Let $\Delta$ be a simplicial complex. I believe the standard definition of $\Delta$ being contarctible is if the topological realization $|\Delta|$ is contractible. However, I am seeking a definition of a contractible simplicial complex that is in terms of the simplicial complex qua simplicial complex, possibly having something to do with its simplicial homology. In other words, something in terms of the faces or its simplicial homology or something that can be checked while staying in the category of simplicial complexes. Call such a definition $S$-contractible. I would then hope that a simplicial complex is $S$-contractible if and only if $|\Delta|$ is contractible. Is anyone aware of such a definition and if so, has it been shown to agree with the standard definition of contractible? Many thanks in advance.

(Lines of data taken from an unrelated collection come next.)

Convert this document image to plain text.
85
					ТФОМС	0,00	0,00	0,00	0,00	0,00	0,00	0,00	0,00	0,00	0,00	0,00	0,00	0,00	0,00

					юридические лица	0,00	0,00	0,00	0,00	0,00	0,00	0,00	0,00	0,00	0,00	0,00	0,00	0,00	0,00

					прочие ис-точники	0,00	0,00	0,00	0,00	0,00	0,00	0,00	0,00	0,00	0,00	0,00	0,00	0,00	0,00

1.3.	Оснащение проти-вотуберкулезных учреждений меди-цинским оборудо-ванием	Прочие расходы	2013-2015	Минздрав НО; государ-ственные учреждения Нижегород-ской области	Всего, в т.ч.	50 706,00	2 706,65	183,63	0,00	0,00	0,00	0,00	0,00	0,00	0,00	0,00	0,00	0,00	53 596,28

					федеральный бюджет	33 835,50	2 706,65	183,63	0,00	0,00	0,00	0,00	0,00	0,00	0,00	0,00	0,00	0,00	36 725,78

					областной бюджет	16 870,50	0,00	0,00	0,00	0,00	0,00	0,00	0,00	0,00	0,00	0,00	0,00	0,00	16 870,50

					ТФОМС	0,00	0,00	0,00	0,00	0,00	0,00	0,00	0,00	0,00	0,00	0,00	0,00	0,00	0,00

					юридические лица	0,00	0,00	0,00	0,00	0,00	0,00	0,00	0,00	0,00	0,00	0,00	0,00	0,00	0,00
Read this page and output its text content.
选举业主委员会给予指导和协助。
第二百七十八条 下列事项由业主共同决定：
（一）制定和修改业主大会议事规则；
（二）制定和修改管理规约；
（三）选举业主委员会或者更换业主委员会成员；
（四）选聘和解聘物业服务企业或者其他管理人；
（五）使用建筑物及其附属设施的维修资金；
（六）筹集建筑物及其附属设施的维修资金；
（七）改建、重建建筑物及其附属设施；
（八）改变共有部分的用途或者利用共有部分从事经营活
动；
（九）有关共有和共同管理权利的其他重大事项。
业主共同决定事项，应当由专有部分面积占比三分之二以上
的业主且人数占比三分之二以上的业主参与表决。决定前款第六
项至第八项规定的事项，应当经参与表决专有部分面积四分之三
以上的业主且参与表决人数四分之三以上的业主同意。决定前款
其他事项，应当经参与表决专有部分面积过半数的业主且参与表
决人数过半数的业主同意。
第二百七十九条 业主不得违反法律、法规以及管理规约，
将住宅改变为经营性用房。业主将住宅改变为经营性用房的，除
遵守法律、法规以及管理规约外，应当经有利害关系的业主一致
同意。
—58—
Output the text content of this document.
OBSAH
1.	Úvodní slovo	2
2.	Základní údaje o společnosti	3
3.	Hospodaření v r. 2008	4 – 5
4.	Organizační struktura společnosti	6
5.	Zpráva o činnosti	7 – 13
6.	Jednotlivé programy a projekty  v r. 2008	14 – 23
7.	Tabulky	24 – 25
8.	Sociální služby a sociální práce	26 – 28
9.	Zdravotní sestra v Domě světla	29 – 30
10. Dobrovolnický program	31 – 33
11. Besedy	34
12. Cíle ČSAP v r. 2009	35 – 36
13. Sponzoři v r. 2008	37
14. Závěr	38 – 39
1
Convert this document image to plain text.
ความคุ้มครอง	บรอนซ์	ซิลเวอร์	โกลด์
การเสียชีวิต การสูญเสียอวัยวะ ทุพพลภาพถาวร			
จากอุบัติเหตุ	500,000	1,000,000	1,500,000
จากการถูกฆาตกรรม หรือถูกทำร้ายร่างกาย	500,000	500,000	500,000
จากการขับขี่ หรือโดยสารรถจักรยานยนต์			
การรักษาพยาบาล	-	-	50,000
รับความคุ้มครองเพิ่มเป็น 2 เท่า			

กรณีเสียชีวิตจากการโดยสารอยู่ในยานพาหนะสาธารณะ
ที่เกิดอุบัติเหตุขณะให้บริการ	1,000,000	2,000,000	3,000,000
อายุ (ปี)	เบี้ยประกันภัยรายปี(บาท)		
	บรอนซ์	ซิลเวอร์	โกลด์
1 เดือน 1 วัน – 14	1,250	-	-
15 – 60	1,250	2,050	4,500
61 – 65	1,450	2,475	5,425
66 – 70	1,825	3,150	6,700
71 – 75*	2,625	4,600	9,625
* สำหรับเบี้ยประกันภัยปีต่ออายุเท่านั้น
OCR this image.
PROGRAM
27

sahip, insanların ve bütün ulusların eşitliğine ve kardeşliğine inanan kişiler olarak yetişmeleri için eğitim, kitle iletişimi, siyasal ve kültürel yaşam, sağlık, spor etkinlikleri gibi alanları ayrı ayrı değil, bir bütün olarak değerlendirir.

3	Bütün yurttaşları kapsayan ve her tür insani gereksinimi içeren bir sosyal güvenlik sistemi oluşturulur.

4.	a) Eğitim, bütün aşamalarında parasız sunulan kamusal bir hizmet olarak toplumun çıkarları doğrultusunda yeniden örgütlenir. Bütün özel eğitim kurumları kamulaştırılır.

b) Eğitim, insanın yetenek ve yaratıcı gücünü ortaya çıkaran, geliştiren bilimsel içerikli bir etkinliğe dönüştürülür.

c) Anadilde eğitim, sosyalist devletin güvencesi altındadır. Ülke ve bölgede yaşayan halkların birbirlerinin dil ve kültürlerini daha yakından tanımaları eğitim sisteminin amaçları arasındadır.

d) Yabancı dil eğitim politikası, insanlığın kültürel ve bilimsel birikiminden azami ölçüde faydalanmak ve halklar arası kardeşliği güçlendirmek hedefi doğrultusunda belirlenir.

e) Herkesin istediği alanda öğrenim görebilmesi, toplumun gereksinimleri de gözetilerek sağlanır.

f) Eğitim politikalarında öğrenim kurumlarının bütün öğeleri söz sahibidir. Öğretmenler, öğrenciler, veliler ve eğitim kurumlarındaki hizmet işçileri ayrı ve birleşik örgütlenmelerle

You want the simplicial approximation theorem. One part, or perhaps I should say version, says that any continuous map between the geometric realizations of two simplicial complexes is homotopic to a simplicial map (possibly after subdivision). Another part/version says that there is a simplicial definition of what it means for two simplicial maps to be homotopic and that it agrees with the usual definition (possibly after subdivision).
Given that, you can write down a simplicial definition of what it means for two simplicial complexes to be homotopy equivalent, and you can write down a simplicial definition of what it means for there to exist a map from a point to your simplicial complex which is a homotopy equivalence. That's contractibility by simplicial approximation. But maybe you want something that doesn't require subdivision?